On that particular morning I woke up at the crack of dawn, downed a cup of coffee, and made my way to the dock right before first light. I made my first cast just as the sun started to come up on the horizon. I had tied on an all chrome candlefish, made by the Point Wilson Dart Company, with one small bead swivel in line to prevent my mono filament line from getting tangled. I jigged my rod tip up six inches and reeled a few cranks of line in, then repeated that process until the lure was visible in front of me. I cast the lure back out and repeated the process. The jigging soon became a rhythm that I didn't even need to think about. My friend, Aaron, had met me at the dock that morning and was jigging along by my side. As we would jig up and down and reel our lures back in, we talked about what was going on in each of our lives, having friendly conversation.
I was mid-sentence, as I jigged my lure upward when it suddenly came to a complete stop. The lure felt like it had just gotten snagged on something solid and hard. Just when I thought my lure had snagged on the bottom of the Puget Sound, the drag on my reel started screaming as line started leaving the reel rapidly. I could see my rod tip jerking up and down as the fish shook its head trying to remove the hooks from its mouth. I couldn't believe it, I had hooked my first salmon! My adrenaline was pumping as I fought the fish. I would reel in a few cranks and the fish would run away and strip the line right back off my reel. I could tell that this fish was much larger than any of the trout I had caught in local lakes as a kid, and fighting it was like nothing I had ever experienced before. Other anglers up and down the pier noticed that I had a fish on and hurried over to watch the battle ensue, when suddenly the fish leaped from the water, and I caught my first glimpse of it. A huge, shiny chrome Chinook salmon buck crashed back into the water with a giant splash. Sighting the fish and being surrounded by other anglers added to my excitement immensely. I could feel my heart beating faster and faster within my chest. Just when I thought I couldn't take it anymore, the monstrous fish started to give up his battle.
"Don't horse him in," another fisherman advised, as I reeled the fish in the last few feet. "Ok, hold him right there, he's almost in the net!" he exclaimed. Then I heard another fisherman yell "Got him!" and I let out a sigh of relief. My hands and arms were shaking with a combination of excitement and fatigue. I was in disbelief. I had caught my first salmon, and what a salmon it was! The king salmon weighed in at 17lbs and was chrome bright, covered in sea lice, and was by far the largest fish I had ever caught.

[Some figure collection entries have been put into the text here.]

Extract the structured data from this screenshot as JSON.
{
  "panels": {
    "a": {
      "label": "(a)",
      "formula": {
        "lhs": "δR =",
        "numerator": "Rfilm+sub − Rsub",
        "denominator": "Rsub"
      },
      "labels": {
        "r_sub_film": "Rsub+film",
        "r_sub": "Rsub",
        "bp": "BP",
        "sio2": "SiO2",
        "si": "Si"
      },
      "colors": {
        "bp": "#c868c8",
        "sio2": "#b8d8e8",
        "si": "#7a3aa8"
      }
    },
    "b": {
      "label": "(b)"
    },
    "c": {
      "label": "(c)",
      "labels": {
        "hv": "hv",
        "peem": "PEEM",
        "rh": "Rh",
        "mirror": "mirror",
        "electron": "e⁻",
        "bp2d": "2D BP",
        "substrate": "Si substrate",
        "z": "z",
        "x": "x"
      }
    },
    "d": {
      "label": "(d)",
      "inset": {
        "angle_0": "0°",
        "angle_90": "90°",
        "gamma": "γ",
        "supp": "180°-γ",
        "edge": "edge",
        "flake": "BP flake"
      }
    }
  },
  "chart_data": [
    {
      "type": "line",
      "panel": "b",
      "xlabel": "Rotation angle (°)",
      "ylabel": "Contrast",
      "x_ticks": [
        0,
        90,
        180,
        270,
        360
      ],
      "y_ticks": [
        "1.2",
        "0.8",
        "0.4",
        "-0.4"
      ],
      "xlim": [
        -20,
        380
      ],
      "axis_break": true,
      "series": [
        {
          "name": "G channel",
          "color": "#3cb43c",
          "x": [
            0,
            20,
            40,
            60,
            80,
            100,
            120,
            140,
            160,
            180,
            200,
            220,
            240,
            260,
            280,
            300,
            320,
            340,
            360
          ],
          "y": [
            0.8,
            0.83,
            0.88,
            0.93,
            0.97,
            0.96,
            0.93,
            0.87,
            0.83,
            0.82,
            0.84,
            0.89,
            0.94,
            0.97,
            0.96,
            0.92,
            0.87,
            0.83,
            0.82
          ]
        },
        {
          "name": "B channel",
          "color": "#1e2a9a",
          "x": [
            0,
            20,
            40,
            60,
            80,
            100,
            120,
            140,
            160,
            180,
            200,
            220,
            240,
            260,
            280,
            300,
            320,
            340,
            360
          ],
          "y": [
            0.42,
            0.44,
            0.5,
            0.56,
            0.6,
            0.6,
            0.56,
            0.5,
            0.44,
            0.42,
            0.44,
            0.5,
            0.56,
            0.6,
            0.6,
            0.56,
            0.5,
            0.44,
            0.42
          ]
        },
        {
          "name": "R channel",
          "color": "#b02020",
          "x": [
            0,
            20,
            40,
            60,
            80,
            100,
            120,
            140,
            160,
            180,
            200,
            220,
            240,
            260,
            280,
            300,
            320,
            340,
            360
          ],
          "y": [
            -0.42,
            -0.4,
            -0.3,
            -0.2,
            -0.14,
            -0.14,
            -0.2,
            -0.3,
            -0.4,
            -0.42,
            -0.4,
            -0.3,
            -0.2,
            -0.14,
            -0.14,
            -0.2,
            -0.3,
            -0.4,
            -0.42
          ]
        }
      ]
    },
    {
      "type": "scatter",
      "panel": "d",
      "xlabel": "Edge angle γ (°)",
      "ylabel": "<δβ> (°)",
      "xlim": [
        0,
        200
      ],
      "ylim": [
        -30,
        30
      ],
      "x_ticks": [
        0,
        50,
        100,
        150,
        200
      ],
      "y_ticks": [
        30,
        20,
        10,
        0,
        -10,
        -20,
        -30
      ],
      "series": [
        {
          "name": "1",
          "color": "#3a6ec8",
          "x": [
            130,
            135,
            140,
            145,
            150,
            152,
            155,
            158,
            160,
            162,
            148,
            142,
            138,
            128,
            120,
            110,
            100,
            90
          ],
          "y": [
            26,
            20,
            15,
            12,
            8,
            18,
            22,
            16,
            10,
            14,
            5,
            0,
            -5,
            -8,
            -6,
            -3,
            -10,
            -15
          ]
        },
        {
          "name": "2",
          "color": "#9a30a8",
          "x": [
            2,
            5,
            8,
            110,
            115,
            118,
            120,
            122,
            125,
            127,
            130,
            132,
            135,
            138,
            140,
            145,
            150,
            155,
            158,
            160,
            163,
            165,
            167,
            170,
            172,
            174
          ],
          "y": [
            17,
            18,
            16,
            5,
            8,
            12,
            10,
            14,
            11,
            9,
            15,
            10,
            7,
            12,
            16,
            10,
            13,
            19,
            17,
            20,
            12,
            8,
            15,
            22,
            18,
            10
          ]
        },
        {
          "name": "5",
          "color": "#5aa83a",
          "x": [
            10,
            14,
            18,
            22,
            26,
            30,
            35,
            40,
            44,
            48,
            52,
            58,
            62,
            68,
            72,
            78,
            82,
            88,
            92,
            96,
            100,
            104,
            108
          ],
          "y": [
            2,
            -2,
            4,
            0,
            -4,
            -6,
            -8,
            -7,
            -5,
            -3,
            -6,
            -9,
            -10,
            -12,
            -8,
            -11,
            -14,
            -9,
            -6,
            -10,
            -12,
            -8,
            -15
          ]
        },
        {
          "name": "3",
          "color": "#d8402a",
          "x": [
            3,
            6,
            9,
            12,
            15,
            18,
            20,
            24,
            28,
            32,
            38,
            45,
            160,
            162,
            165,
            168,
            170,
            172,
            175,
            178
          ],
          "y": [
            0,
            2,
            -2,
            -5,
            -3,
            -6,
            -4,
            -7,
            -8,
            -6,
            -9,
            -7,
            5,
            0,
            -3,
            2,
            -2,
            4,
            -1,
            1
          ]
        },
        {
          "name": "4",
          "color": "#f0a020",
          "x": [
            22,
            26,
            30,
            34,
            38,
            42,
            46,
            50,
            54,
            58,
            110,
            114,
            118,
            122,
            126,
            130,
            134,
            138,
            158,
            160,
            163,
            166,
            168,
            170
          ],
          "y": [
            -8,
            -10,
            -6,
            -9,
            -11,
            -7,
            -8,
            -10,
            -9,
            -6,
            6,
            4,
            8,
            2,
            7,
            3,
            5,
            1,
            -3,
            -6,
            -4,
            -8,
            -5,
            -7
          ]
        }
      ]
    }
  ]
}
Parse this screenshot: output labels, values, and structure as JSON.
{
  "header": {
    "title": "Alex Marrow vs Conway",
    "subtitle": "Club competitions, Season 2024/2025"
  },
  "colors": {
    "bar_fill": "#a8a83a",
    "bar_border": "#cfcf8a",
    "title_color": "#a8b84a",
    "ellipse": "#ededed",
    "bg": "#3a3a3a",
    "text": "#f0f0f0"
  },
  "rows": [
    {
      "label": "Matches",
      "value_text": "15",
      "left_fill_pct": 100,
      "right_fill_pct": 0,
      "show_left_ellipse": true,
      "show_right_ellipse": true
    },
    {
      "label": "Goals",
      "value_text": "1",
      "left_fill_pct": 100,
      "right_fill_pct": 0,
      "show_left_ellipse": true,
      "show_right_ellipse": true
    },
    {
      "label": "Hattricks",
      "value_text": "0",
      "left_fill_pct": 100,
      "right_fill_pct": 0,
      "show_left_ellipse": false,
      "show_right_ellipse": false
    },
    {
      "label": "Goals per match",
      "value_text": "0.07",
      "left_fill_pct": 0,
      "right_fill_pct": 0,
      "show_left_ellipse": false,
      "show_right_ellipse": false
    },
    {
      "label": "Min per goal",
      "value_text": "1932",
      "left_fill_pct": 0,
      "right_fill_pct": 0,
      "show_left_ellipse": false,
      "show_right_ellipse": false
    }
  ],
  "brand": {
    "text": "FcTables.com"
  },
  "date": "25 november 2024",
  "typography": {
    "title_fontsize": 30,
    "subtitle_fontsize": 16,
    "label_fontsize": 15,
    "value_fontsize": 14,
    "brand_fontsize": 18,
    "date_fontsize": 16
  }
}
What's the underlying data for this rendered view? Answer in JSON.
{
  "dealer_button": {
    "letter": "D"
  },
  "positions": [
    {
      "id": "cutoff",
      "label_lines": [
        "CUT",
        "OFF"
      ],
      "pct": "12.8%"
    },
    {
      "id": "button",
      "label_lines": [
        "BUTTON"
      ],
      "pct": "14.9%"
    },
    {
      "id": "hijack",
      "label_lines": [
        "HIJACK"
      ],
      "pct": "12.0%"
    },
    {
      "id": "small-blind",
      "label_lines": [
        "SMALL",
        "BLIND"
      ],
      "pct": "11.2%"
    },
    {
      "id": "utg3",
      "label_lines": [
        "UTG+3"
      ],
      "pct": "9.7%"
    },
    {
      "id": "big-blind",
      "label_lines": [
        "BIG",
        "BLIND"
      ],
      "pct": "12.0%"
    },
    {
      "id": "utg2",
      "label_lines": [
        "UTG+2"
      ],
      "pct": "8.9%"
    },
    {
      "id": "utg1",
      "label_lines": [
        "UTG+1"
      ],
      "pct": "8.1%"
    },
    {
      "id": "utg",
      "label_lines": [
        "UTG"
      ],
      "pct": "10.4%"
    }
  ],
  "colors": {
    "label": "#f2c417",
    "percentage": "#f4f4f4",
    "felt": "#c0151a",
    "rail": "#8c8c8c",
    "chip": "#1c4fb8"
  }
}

From that moment on, I was hooked. Since that day, I have fished every chance I've had over the years. I have fished for salmon and steelhead all over the Pacific Northwest. I have fished in the Baltic Sea while on a training mission with the Marine Corps in Latvia. I've fished for carp in the private ponds of Saddam Hussein, outside what was once his personal palace, while deployed to Iraq. I spent countless hours tying fishing leaders and mailing them home while deployed to Afghanistan. I have participated in many events focused on the conservation of fish and the sport of fishing in Washington State. Fishing has become, not only a hobby, but a passion and lifestyle that I hope to continue to enjoy and share with others until my dying days.